Trans fats alter cell membranes in ways that make it harder for insulin to do its work. Saturated fats also impair insulin sensitivity when they replace healthier unsaturated fats in the diet. The biggest sources of trans fats include fried fast food, commercially baked goods (packaged cookies, cakes, pie crusts), some microwave popcorn, and stick margarine. Check labels for “partially hydrogenated oils,” which is the industrial term for trans fats. Even small amounts matter.

Replacing these fats with unsaturated options like olive oil, avocado, nuts, and fatty fish improves insulin sensitivity over time.

Processed and Cured Meats

Bacon, sausage, hot dogs, and deli meats are linked to higher diabetes risk independent of their fat content. The combination of sodium, preservatives, and saturated fat promotes the kind of chronic low-grade inflammation that worsens insulin resistance. These don’t spike blood sugar the way a bagel does, but they contribute to the metabolic environment that makes prediabetes harder to reverse. Choosing unprocessed protein sources like chicken, fish, eggs, beans, or tofu is a straightforward improvement.

Alcohol

Alcohol’s effect on blood sugar is complicated. Beer and sweetened mixed drinks are high in carbohydrates and raise blood sugar directly. A margarita or piña colada can contain as much sugar as a dessert. Even drinks that don’t taste sweet, like beer, deliver a significant carbohydrate load.

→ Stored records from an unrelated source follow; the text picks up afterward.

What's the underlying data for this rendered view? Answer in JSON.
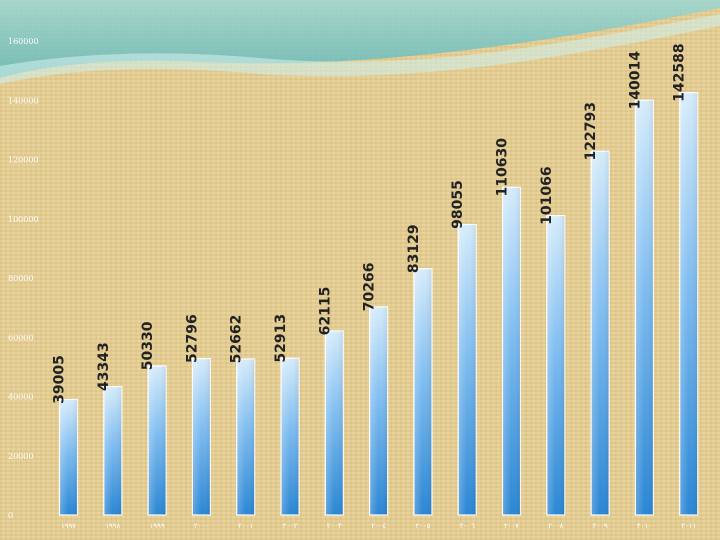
{
  "chart_data": {
    "type": "bar",
    "categories": [
      "١٩٩٧",
      "١٩٩٨",
      "١٩٩٩",
      "٢٠٠٠",
      "٢٠٠١",
      "٢٠٠٢",
      "٢٠٠٣",
      "٢٠٠٤",
      "٢٠٠٥",
      "٢٠٠٦",
      "٢٠٠٧",
      "٢٠٠٨",
      "٢٠٠٩",
      "٢٠١٠",
      "٢٠١١"
    ],
    "values": [
      39005,
      43343,
      50330,
      52796,
      52662,
      52913,
      62115,
      70266,
      83129,
      98055,
      110630,
      101066,
      122793,
      140014,
      142588
    ],
    "ylim": [
      0,
      160000
    ],
    "yticks": [
      "0",
      "20000",
      "40000",
      "60000",
      "80000",
      "100000",
      "120000",
      "140000",
      "160000"
    ],
    "grid": false,
    "data_labels": true,
    "data_label_rotation": "vertical",
    "colors": {
      "bar_top": "#d6ecfb",
      "bar_bottom": "#2a86d4",
      "label": "#222222",
      "tick": "#ffffff",
      "accent_teal": "#74c4c4"
    }
  }
}
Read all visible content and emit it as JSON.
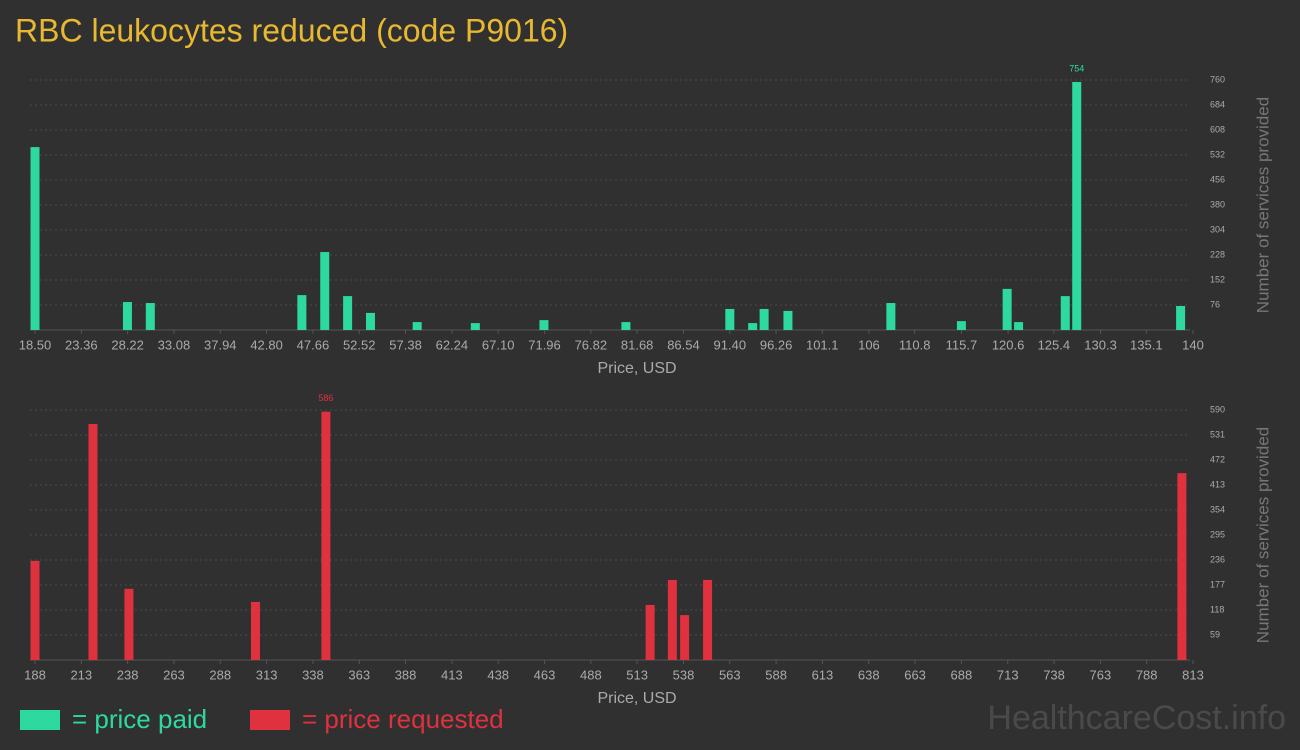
{
  "title": "RBC leukocytes reduced (code P9016)",
  "watermark": "HealthcareCost.info",
  "chart_data": [
    {
      "type": "bar",
      "x_label": "Price, USD",
      "y_label": "Number of services provided",
      "x": [
        18.5,
        28.2,
        30.6,
        46.5,
        48.9,
        51.3,
        53.7,
        58.6,
        64.7,
        71.9,
        80.5,
        91.4,
        93.8,
        95.0,
        97.5,
        108.3,
        115.7,
        120.5,
        121.7,
        126.6,
        127.8,
        138.7
      ],
      "series": [
        {
          "name": "= price paid",
          "color": "#2ed9a0",
          "values": [
            556,
            85,
            82,
            106,
            237,
            103,
            52,
            24,
            21,
            30,
            24,
            64,
            21,
            64,
            58,
            82,
            27,
            125,
            24,
            103,
            754,
            73
          ]
        }
      ],
      "xlim": [
        18.5,
        140
      ],
      "xticks": [
        {
          "value": 18.5,
          "label": "18.50"
        },
        23.36,
        28.22,
        33.08,
        37.94,
        {
          "value": 42.8,
          "label": "42.80"
        },
        47.66,
        52.52,
        57.38,
        62.24,
        {
          "value": 67.1,
          "label": "67.10"
        },
        71.96,
        76.82,
        81.68,
        86.54,
        {
          "value": 91.4,
          "label": "91.40"
        },
        96.26,
        101.1,
        106,
        110.8,
        115.7,
        120.6,
        125.4,
        130.3,
        135.1,
        140
      ],
      "ylim": [
        0,
        760
      ],
      "yticks": [
        76,
        152,
        228,
        304,
        380,
        456,
        532,
        608,
        684,
        760
      ],
      "grid": true
    },
    {
      "type": "bar",
      "x_label": "Price, USD",
      "y_label": "Number of services provided",
      "x": [
        188,
        219.3,
        238.7,
        307,
        345,
        520,
        532,
        538.6,
        551,
        807
      ],
      "series": [
        {
          "name": "= price requested",
          "color": "#e0313f",
          "values": [
            234,
            557,
            168,
            137,
            586,
            130,
            189,
            106,
            189,
            441
          ]
        }
      ],
      "xlim": [
        188,
        813
      ],
      "xticks": [
        188,
        213,
        238,
        263,
        288,
        313,
        338,
        363,
        388,
        413,
        438,
        463,
        488,
        513,
        538,
        563,
        588,
        613,
        638,
        663,
        688,
        713,
        738,
        763,
        788,
        813
      ],
      "ylim": [
        0,
        590
      ],
      "yticks": [
        59,
        118,
        177,
        236,
        295,
        354,
        413,
        472,
        531,
        590
      ],
      "grid": true
    }
  ]
}
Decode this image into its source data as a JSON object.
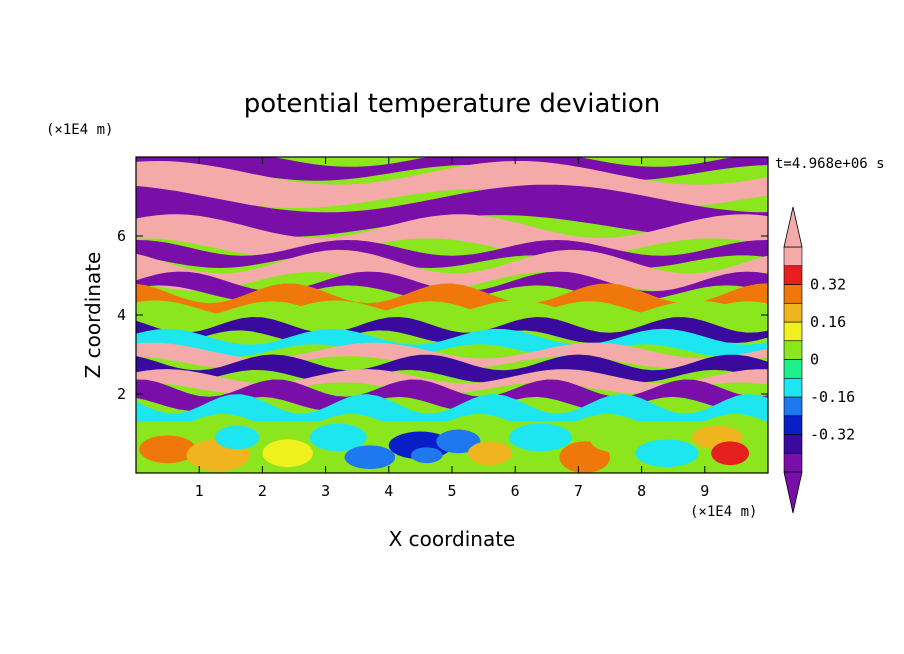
{
  "chart_data": {
    "type": "heatmap",
    "title": "potential temperature deviation",
    "xlabel": "X coordinate",
    "ylabel": "Z coordinate",
    "x_unit": "(×1E4 m)",
    "y_unit": "(×1E4 m)",
    "time_label": "t=4.968e+06 s",
    "xlim": [
      0,
      10
    ],
    "ylim": [
      0,
      8
    ],
    "x_ticks": [
      1,
      2,
      3,
      4,
      5,
      6,
      7,
      8,
      9
    ],
    "y_ticks": [
      2,
      4,
      6
    ],
    "colorbar": {
      "levels": [
        -0.48,
        -0.4,
        -0.32,
        -0.24,
        -0.16,
        -0.08,
        0,
        0.08,
        0.16,
        0.24,
        0.32,
        0.4
      ],
      "labels": [
        "0.32",
        "0.16",
        "0",
        "-0.16",
        "-0.32"
      ],
      "label_values": [
        0.32,
        0.16,
        0,
        -0.16,
        -0.32
      ],
      "colors": [
        "#7a0ea8",
        "#3a0a9e",
        "#0a1ec8",
        "#1e78f0",
        "#1ee6f0",
        "#1ef08c",
        "#8ce61e",
        "#f0f01e",
        "#f0b41e",
        "#f0780a",
        "#e61e1e",
        "#f5aaaa"
      ],
      "under_color": "#7a0ea8",
      "over_color": "#f5aaaa"
    }
  }
}
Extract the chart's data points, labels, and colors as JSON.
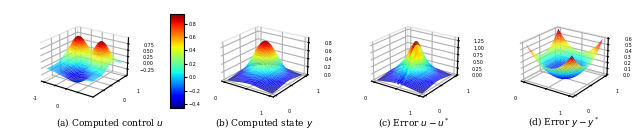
{
  "figsize": [
    6.4,
    1.35
  ],
  "dpi": 100,
  "captions": [
    "(a) Computed control $u$",
    "(b) Computed state $y$",
    "(c) Error $u - u^*$",
    "(d) Error $y - y^*$"
  ],
  "caption_fontsize": 6.5,
  "background_color": "#ffffff",
  "elev": 22,
  "azim": -55,
  "n_grid": 50,
  "domain_a": [
    -1,
    1
  ],
  "domain_bcd": [
    0,
    1
  ],
  "colormap": "jet"
}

If you drink, moderation means no more than one drink per day for women and two for men. Dry wine and spirits mixed with sugar-free options are lower in carbohydrates than beer or cocktails, though alcohol itself can interfere with blood sugar regulation in other ways.

Putting It Into Practice

You don’t need to eliminate every item on this list overnight. The highest-impact changes for most people are cutting sugary drinks, swapping refined grains for whole grains or legumes, and reading labels for hidden sugar. These three shifts address the foods that cause the largest and most frequent blood sugar spikes in a typical diet.

Pay attention to glycemic load rather than just avoiding “carbs” broadly. A serving of lentils, steel-cut oats, or black beans contains plenty of carbohydrates but releases glucose slowly because of its fiber content. The goal isn’t zero carbs. It’s choosing carbs that your body can process gradually, keeping blood sugar in a manageable range throughout the day.